A un año de su partida la herencia de Chávez aparece dotada de una envidiable vitalidad: el chavismo sigue siendo invencible en las urnas -ganó 18 de las 19 elecciones convocadas durante su mandato- y en la Patria Grande los procesos de unidad e integración que con tanto fervor y clarividencia promoviera el gran patriota latinoamericano siguen su curso, avanzando pese a todos los obstáculos que se erigen en su contra. De ahí la intensificación de la contraofensiva reaccionaria que concibe a la lucha de clases como una guerra sin cuartel y sin límites morales o jurídicos de ningún tipo. El objetivo inmediato, acuciante debido al deterioro de la posición de Estados Unidos en el gran tablero de la geopolítica internacional, es apoderarse de Venezuela y su petróleo, con la complicidad de las clases y sectores sociales que usufructuaron del despojo de la renta petrolera practicado por las grandes transnacionales durante casi todo el siglo veinte. Gente que jamás le perdonará a Chávez y al chavismo haber devuelto esa riqueza al pueblo venezolano, y que por eso salen a destruir el orden constitucional. Esa es la naturaleza profunda de su reclamo «democrático»: el petróleo para Estados Unidos y el gobierno y todo el aparato estatal para las viejas clases dominantes y sus representantes políticos que perfeccionaron el saqueo durante la Cuarta República.

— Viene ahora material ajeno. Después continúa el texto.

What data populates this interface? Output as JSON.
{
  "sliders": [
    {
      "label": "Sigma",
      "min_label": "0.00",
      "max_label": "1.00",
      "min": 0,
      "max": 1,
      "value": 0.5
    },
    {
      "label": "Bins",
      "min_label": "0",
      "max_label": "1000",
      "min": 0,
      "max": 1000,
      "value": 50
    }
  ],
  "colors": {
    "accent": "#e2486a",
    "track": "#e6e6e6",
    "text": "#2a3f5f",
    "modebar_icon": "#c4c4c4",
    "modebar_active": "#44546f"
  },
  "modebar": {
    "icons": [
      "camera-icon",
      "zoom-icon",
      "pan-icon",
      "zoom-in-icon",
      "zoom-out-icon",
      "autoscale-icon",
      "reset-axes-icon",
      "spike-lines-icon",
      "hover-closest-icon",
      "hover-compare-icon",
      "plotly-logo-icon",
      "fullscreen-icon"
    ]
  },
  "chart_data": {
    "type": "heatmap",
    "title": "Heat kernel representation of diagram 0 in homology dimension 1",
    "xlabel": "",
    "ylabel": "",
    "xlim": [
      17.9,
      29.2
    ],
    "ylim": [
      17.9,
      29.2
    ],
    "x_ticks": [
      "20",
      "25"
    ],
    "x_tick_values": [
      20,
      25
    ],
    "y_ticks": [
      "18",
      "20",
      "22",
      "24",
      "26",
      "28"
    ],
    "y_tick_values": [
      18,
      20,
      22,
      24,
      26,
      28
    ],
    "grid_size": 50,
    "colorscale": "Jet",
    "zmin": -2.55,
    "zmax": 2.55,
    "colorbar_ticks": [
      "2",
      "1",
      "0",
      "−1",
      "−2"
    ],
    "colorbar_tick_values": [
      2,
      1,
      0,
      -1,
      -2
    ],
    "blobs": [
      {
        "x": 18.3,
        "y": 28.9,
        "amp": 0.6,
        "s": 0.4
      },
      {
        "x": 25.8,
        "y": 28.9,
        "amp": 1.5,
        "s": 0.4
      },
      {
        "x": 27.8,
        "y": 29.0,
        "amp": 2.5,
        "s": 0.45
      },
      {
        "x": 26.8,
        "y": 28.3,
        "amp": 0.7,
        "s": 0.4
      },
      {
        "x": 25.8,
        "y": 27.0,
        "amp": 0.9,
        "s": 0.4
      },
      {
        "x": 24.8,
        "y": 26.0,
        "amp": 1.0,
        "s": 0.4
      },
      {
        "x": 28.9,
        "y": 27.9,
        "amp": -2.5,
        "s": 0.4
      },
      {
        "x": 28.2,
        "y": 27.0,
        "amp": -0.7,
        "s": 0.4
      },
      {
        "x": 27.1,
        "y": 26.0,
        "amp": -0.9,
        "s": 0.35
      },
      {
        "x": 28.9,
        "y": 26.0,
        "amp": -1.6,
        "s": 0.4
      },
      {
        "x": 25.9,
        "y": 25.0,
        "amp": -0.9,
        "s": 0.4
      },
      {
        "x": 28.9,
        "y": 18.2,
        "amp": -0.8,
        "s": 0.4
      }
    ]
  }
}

El imperio se monta sobre esta retrógrada ambición para tratar de hacer en Venezuela lo que hizo en Irak, en Libia, en Afganistán y ahora pretende hacerlo en Siria y Ucrania. En todos los casos, en nombre de la democracia, los derechos humanos y la libertad, proclamas bellísimas pero que en boca de sus mayores transgresores se convierten en una pócima venenosa que los pueblos de Nuestra América no están dispuestos a ingerir y la razón es bien simple: pasó un año de su muerte pero Chávez está demasiado vivo en la conciencia de nuestros pueblos como para que estos decidan encadenarse nuevamente al yugo de sus explotadores.